Now is the best time to transfer leadership

“We now have the most stable and healthy business that we have ever had, and the luxury of having hundreds of millions of dollars in the bank to take us to the next level. As the steward of this organization, one of the hardest decisions I need to make is about who is best suited to lead LS into its next stage of growth. This is a responsibility I have never taken lightly,” said O’Shaughnessy. He pointed out that now is the best time to transfer the leadership of LivingSocial to shape its future.

Amazon’s stake in LivingSocial decline

The decision of O’Shaughnessy came following the company’s plan to restructure its business. In October, last year, LivingSocial recorded $26 million losses for the third quarter based on a regulatory filing of Inc (NASDAQ:AMZN). The e-commerce giant is one of the primary investors of the daily-deals company.

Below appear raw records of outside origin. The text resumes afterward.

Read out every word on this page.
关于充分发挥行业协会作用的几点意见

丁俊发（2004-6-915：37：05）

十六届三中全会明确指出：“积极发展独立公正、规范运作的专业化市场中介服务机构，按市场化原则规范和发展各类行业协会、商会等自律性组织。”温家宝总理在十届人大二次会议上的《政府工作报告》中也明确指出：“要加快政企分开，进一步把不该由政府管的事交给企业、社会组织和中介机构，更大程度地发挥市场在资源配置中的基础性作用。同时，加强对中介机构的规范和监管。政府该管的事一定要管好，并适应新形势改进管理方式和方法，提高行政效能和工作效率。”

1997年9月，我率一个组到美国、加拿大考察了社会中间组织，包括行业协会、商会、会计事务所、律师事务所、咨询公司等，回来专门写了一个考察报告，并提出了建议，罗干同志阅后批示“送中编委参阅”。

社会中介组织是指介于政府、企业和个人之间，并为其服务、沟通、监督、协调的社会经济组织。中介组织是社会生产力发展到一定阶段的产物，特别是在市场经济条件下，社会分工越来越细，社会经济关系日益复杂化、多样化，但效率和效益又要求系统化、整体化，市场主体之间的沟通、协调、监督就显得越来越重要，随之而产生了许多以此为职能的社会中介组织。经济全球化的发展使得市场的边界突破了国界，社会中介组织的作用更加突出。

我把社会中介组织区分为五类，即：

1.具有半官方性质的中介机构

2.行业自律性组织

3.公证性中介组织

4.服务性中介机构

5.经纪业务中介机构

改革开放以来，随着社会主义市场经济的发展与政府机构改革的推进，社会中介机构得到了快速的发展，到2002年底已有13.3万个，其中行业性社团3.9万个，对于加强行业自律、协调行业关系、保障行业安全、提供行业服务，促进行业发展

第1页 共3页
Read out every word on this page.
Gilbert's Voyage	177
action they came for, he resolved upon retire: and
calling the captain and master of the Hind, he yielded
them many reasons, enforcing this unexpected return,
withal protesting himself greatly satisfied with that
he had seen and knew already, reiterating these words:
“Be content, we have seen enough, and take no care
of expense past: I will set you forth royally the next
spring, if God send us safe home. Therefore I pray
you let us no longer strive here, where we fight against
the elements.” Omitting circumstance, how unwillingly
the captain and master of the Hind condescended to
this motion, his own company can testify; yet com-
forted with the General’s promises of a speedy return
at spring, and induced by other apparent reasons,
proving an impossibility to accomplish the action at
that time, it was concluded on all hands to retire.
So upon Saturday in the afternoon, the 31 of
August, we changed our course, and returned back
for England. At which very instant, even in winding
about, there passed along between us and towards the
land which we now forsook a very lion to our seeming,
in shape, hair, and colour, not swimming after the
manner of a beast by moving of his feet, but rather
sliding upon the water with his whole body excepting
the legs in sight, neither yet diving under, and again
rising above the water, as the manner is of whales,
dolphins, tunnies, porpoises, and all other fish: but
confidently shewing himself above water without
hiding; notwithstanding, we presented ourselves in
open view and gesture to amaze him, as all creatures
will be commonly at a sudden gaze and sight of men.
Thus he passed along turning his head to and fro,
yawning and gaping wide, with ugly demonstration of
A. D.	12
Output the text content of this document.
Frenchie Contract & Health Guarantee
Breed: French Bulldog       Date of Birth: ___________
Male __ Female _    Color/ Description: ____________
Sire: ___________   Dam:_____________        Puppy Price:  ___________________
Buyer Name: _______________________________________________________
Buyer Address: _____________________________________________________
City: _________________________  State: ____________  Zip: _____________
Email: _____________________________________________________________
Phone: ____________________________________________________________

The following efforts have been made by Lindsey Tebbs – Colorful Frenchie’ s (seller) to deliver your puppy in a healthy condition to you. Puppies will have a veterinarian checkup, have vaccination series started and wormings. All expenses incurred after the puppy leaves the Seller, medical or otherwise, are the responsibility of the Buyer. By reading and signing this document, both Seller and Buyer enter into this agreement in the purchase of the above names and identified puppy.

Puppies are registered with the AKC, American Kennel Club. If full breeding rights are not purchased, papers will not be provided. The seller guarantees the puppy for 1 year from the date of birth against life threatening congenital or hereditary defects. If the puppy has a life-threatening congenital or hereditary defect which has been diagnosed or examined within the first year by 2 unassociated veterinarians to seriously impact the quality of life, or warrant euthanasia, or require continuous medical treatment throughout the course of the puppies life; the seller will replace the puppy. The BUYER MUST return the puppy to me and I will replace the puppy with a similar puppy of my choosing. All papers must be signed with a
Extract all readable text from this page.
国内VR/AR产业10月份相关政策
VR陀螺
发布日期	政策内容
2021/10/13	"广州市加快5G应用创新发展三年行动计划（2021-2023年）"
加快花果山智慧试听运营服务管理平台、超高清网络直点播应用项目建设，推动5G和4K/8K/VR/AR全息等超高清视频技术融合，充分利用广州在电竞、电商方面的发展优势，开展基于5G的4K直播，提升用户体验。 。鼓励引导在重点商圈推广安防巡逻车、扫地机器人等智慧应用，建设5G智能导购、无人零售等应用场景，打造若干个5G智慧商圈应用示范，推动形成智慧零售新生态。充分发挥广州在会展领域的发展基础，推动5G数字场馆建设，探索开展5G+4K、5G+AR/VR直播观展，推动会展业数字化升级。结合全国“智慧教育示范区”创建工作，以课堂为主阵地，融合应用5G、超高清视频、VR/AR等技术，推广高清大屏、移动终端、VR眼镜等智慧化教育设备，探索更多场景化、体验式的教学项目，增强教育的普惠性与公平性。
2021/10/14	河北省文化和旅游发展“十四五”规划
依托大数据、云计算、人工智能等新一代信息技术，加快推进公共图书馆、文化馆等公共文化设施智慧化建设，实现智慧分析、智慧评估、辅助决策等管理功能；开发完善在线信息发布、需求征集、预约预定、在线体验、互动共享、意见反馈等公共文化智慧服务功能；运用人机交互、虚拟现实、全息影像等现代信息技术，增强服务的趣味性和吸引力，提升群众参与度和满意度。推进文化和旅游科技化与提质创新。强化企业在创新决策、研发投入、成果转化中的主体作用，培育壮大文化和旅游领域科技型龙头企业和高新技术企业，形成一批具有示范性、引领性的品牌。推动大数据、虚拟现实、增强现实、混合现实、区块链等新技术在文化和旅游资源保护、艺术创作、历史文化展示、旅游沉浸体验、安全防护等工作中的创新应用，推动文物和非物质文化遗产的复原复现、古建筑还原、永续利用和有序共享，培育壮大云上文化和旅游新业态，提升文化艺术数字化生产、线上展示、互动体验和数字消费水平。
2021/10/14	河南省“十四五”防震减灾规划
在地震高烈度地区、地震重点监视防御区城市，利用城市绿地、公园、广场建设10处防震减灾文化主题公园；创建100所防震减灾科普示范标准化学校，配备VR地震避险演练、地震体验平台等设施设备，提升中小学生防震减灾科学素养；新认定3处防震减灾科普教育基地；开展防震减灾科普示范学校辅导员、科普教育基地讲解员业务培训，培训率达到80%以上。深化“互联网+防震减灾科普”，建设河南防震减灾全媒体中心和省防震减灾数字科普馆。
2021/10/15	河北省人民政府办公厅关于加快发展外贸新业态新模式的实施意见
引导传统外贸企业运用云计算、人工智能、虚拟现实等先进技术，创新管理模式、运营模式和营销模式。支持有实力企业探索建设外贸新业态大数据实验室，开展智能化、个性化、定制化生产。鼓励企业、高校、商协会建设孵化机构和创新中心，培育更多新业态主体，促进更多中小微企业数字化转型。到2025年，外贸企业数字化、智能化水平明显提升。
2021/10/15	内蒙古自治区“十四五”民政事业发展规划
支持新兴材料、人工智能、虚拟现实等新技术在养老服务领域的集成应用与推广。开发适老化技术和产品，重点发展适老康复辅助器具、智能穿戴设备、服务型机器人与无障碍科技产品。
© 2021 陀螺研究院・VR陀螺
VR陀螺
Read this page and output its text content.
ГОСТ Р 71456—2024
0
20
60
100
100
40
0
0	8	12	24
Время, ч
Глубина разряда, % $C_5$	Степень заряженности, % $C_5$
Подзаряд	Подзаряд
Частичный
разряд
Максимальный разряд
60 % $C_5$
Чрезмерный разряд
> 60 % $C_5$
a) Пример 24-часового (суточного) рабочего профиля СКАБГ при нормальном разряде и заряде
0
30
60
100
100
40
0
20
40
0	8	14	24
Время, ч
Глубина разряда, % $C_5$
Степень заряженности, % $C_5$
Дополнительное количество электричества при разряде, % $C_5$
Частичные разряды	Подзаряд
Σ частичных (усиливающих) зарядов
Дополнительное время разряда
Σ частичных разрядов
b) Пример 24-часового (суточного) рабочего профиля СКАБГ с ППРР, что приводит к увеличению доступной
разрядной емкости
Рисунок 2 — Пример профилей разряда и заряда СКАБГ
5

The e-commerce giant estimated that its 31% stake in LivingSocial is worth approximately $48.4 million, down from its previous valuation of $1 billion in June 2012. The daily deals company tried to regain its success by executing different strategies such as offering long-term discounts instead of emailing daily offers from businesses to customers.

Plans to sell stake in Groupon

In a regulatory filing, LivingSocial recently disclosed its plan to sell its 13.8 million shares in Groupon Inc (NASDAQ:GRPN), which it received when its competitor acquired Ticket Monster, a South Korean ticket and e-commerce company for $260 million last November.